NextEra, Calpine and Clearway did not respond to requests for comment on their PPAs with PG&E.

During NextEra's June 20 investor conference, NextEra Energy Partners Executive Vice President Mark Hickson said, "We are confident in our ability to reach a successful resolution of the PG&E situation."

On Sept. 11, Moody's upgraded the senior secured notes underpinning First Reserve Corp. and Gas and Power Co. Ltd.'s 247.4-MW combined-cycle natural gas Crockett Cogeneration power plant to Caa1 from Caa3 and upgraded Ares Owners Holdings LP's 412-MW gas-fired Panoche Energy Center to Caa1 from Caa2. Moody's also raised its rating on senior secured debt issued by Berkshire Hathaway Energy subsidiary BHE Solar LLC's Topaz Solar Farm to Caa1 from Caa2. Additionally, Moody's revised its outlook for these three projects to positive from negative, plus ExGen Renewables IV LLC's senior secured term loan and WG Partners Acquisition LLC's senior secured bank credit facility.

Moody's said the upgrades and revised outlooks reflect how PG&E's initial plan is a step in the right direction for renewable energy companies and utilities with power contracted to the utility. However, Moody's warned that risks to these projects' credit remain since PG&E still reserves the right to amend the plan.
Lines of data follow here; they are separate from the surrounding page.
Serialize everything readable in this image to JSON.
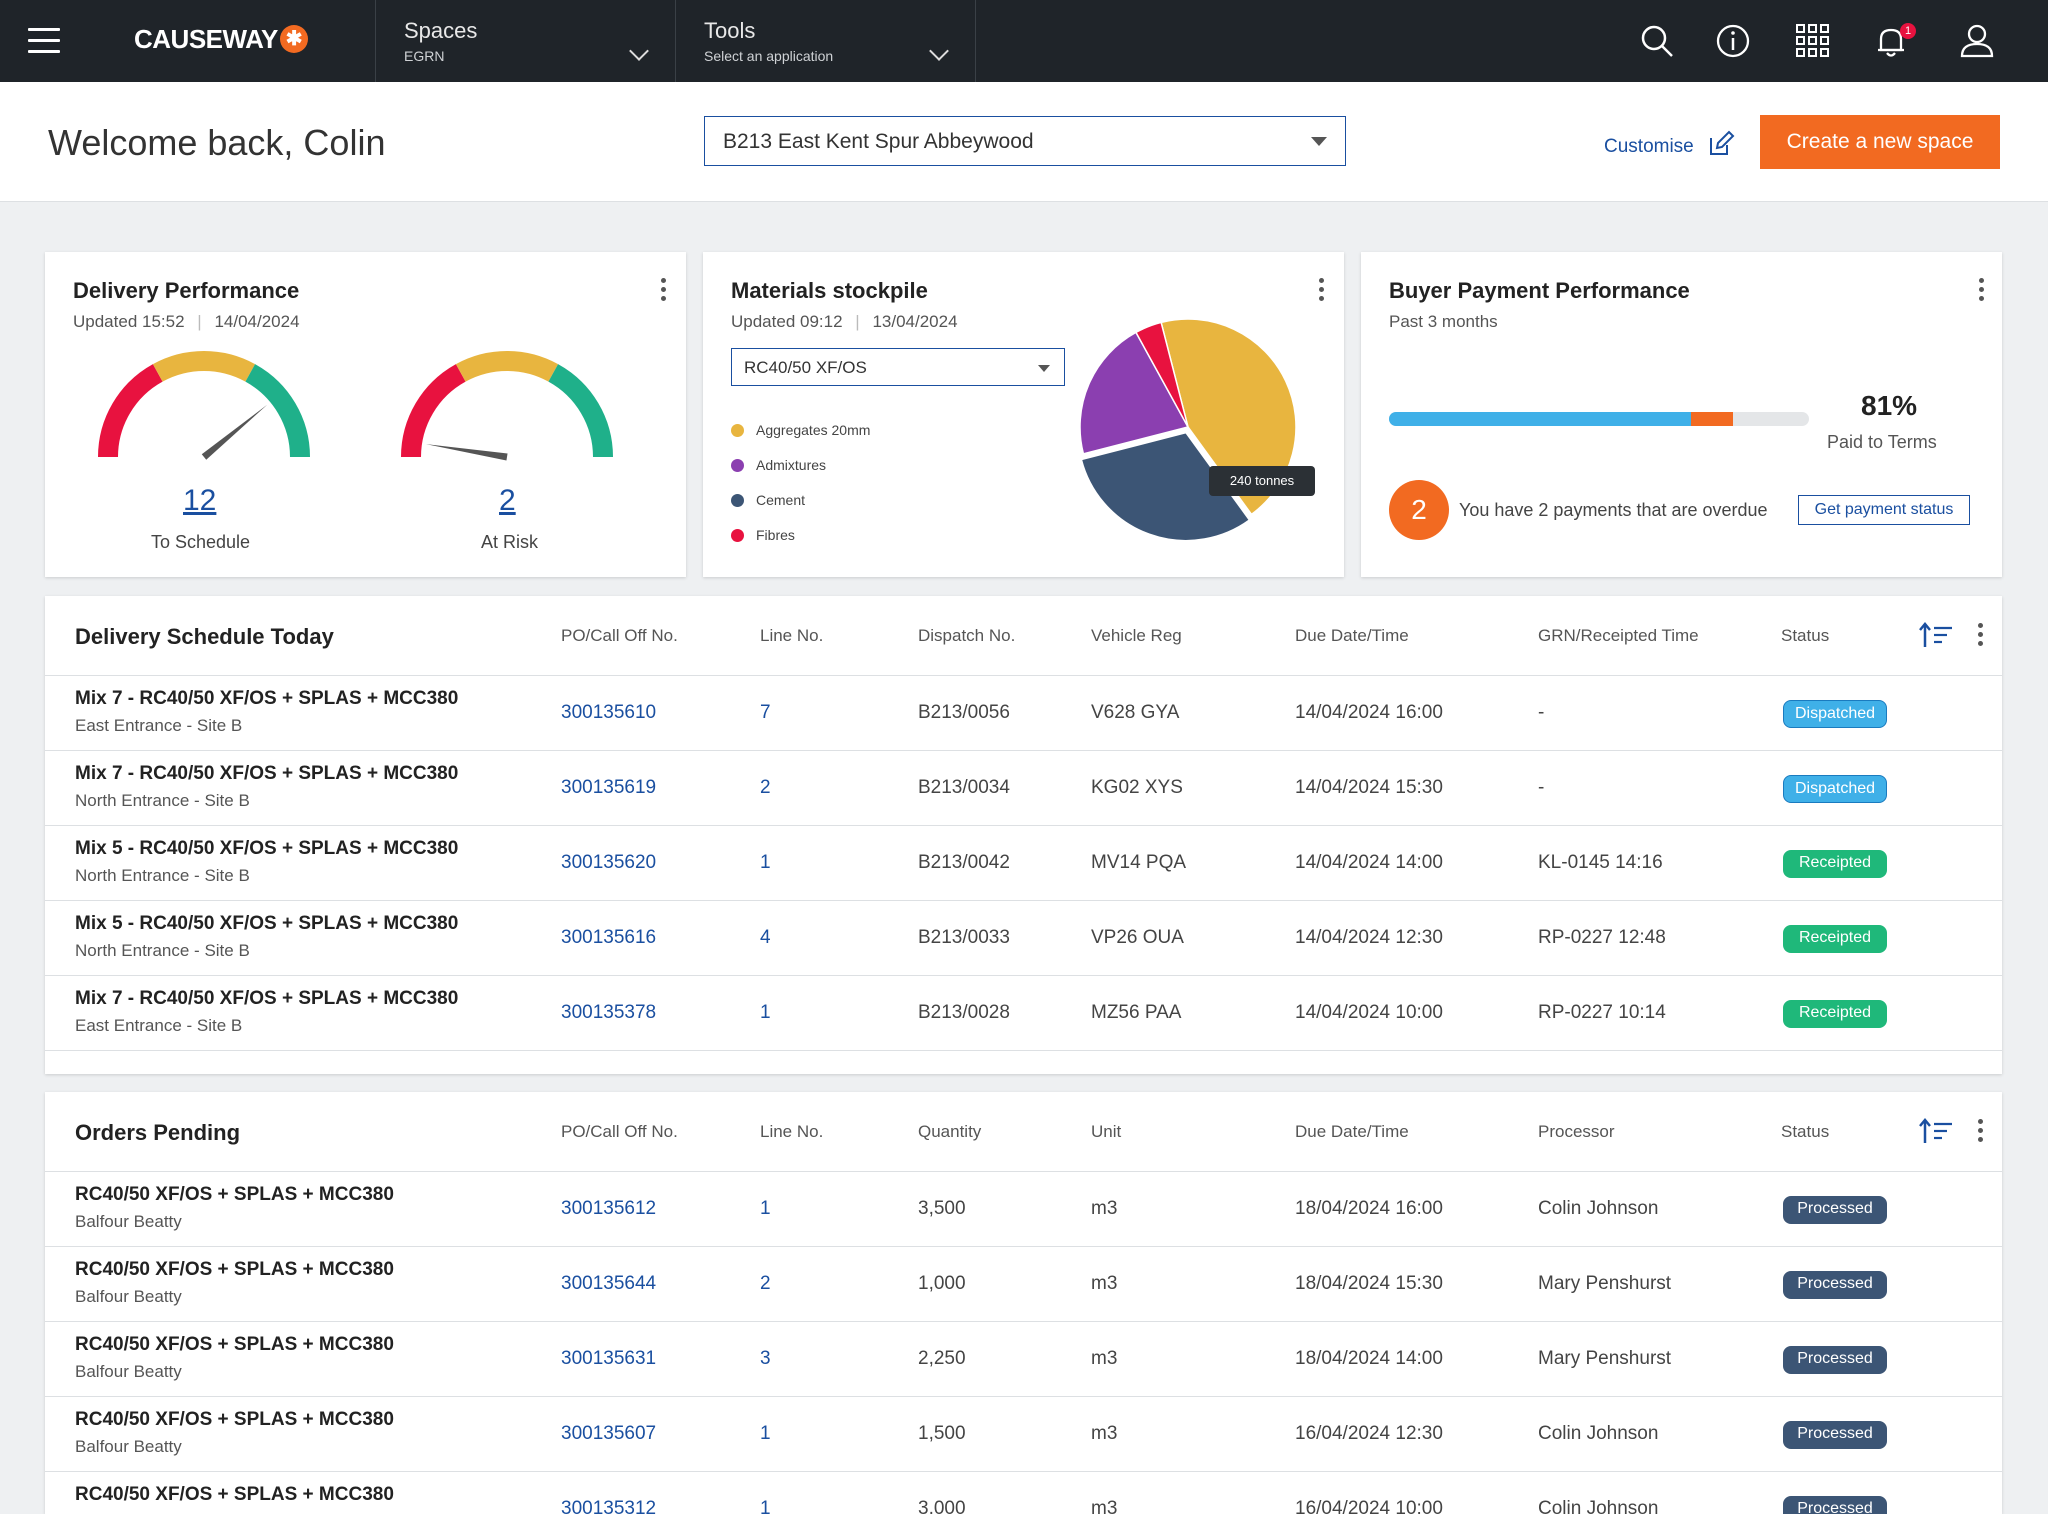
{
  "topbar": {
    "logo_text": "CAUSEWAY",
    "logo_mark": "✱",
    "spaces": {
      "title": "Spaces",
      "subtitle": "EGRN"
    },
    "tools": {
      "title": "Tools",
      "subtitle": "Select an application"
    },
    "notification_badge": "1",
    "icons": [
      "menu-icon",
      "search-icon",
      "info-icon",
      "apps-grid-icon",
      "bell-icon",
      "user-icon"
    ]
  },
  "header": {
    "welcome": "Welcome back, Colin",
    "space_select": "B213 East Kent Spur Abbeywood",
    "customise": "Customise",
    "create_button": "Create a new space"
  },
  "delivery_performance": {
    "title": "Delivery Performance",
    "updated_time": "Updated 15:52",
    "updated_date": "14/04/2024",
    "gauges": [
      {
        "value": "12",
        "label": "To Schedule",
        "needle_fraction": 0.78
      },
      {
        "value": "2",
        "label": "At Risk",
        "needle_fraction": 0.05
      }
    ]
  },
  "materials": {
    "title": "Materials stockpile",
    "updated_time": "Updated 09:12",
    "updated_date": "13/04/2024",
    "select": "RC40/50 XF/OS",
    "legend": [
      {
        "label": "Aggregates 20mm",
        "color": "#e8b53f"
      },
      {
        "label": "Admixtures",
        "color": "#8b3fb0"
      },
      {
        "label": "Cement",
        "color": "#3c5575"
      },
      {
        "label": "Fibres",
        "color": "#e8123f"
      }
    ],
    "tooltip": "240 tonnes"
  },
  "chart_data": {
    "type": "pie",
    "categories": [
      "Aggregates 20mm",
      "Cement",
      "Admixtures",
      "Fibres"
    ],
    "values": [
      44,
      31,
      21,
      4
    ],
    "colors": [
      "#e8b53f",
      "#3c5575",
      "#8b3fb0",
      "#e8123f"
    ]
  },
  "payment": {
    "title": "Buyer Payment Performance",
    "subtitle": "Past 3 months",
    "progress_blue": 0.72,
    "progress_orange": 0.1,
    "percent": "81%",
    "paid_label": "Paid to Terms",
    "overdue_count": "2",
    "overdue_text": "You have 2 payments that are overdue",
    "button": "Get payment status"
  },
  "delivery_schedule": {
    "title": "Delivery Schedule Today",
    "headers": [
      "PO/Call Off No.",
      "Line No.",
      "Dispatch No.",
      "Vehicle Reg",
      "Due Date/Time",
      "GRN/Receipted Time",
      "Status"
    ],
    "rows": [
      {
        "desc": "Mix 7 - RC40/50 XF/OS + SPLAS + MCC380",
        "loc": "East Entrance - Site B",
        "po": "300135610",
        "line": "7",
        "dispatch": "B213/0056",
        "reg": "V628 GYA",
        "due": "14/04/2024  16:00",
        "grn": "-",
        "status": "Dispatched"
      },
      {
        "desc": "Mix 7 - RC40/50 XF/OS + SPLAS + MCC380",
        "loc": "North Entrance - Site B",
        "po": "300135619",
        "line": "2",
        "dispatch": "B213/0034",
        "reg": "KG02 XYS",
        "due": "14/04/2024  15:30",
        "grn": "-",
        "status": "Dispatched"
      },
      {
        "desc": "Mix 5 - RC40/50 XF/OS + SPLAS + MCC380",
        "loc": "North Entrance - Site B",
        "po": "300135620",
        "line": "1",
        "dispatch": "B213/0042",
        "reg": "MV14 PQA",
        "due": "14/04/2024  14:00",
        "grn": "KL-0145  14:16",
        "status": "Receipted"
      },
      {
        "desc": "Mix 5 - RC40/50 XF/OS + SPLAS + MCC380",
        "loc": "North Entrance - Site B",
        "po": "300135616",
        "line": "4",
        "dispatch": "B213/0033",
        "reg": "VP26 OUA",
        "due": "14/04/2024  12:30",
        "grn": "RP-0227  12:48",
        "status": "Receipted"
      },
      {
        "desc": "Mix 7 - RC40/50 XF/OS + SPLAS + MCC380",
        "loc": "East Entrance - Site B",
        "po": "300135378",
        "line": "1",
        "dispatch": "B213/0028",
        "reg": "MZ56 PAA",
        "due": "14/04/2024  10:00",
        "grn": "RP-0227  10:14",
        "status": "Receipted"
      }
    ]
  },
  "orders_pending": {
    "title": "Orders Pending",
    "headers": [
      "PO/Call Off No.",
      "Line No.",
      "Quantity",
      "Unit",
      "Due Date/Time",
      "Processor",
      "Status"
    ],
    "rows": [
      {
        "desc": "RC40/50 XF/OS + SPLAS + MCC380",
        "loc": "Balfour Beatty",
        "po": "300135612",
        "line": "1",
        "qty": "3,500",
        "unit": "m3",
        "due": "18/04/2024  16:00",
        "processor": "Colin Johnson",
        "status": "Processed"
      },
      {
        "desc": "RC40/50 XF/OS + SPLAS + MCC380",
        "loc": "Balfour Beatty",
        "po": "300135644",
        "line": "2",
        "qty": "1,000",
        "unit": "m3",
        "due": "18/04/2024  15:30",
        "processor": "Mary Penshurst",
        "status": "Processed"
      },
      {
        "desc": "RC40/50 XF/OS + SPLAS + MCC380",
        "loc": "Balfour Beatty",
        "po": "300135631",
        "line": "3",
        "qty": "2,250",
        "unit": "m3",
        "due": "18/04/2024  14:00",
        "processor": "Mary Penshurst",
        "status": "Processed"
      },
      {
        "desc": "RC40/50 XF/OS + SPLAS + MCC380",
        "loc": "Balfour Beatty",
        "po": "300135607",
        "line": "1",
        "qty": "1,500",
        "unit": "m3",
        "due": "16/04/2024  12:30",
        "processor": "Colin Johnson",
        "status": "Processed"
      },
      {
        "desc": "RC40/50 XF/OS + SPLAS + MCC380",
        "loc": "",
        "po": "300135312",
        "line": "1",
        "qty": "3,000",
        "unit": "m3",
        "due": "16/04/2024  10:00",
        "processor": "Colin Johnson",
        "status": "Processed"
      }
    ]
  }
}
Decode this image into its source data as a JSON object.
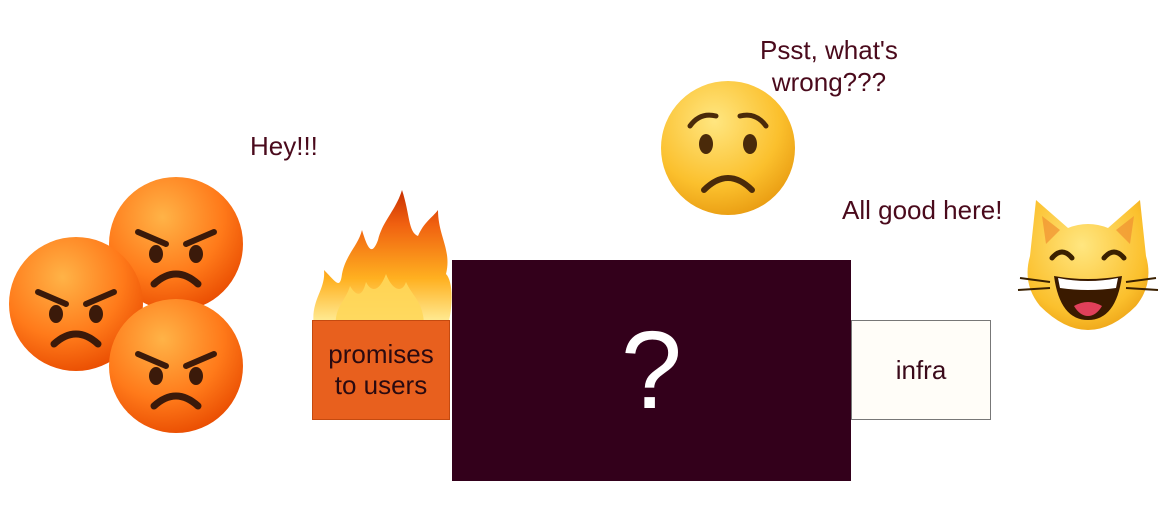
{
  "speech": {
    "angry_users": "Hey!!!",
    "worried_face": [
      "Psst, what's",
      "wrong???"
    ],
    "happy_cat": "All good here!"
  },
  "boxes": {
    "promises": [
      "promises",
      "to users"
    ],
    "mystery": "?",
    "infra": "infra"
  },
  "icons": [
    "angry-face-icon",
    "fire-icon",
    "worried-face-icon",
    "grinning-cat-icon"
  ],
  "colors": {
    "promises_fill": "#e8601e",
    "mystery_fill": "#33001b",
    "text": "#4a0a1c"
  }
}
PG&E-linked projects' credit quality remains "tempered by the possibility that PG&E's final approved plan could differ from the current plan particularly if PG&E is not able to emerge from bankruptcy by June 30, 2020 or if additional claims surface from wildfires that might occur over the next several months which would be treated as administrative claims," Moody's analysts wrote.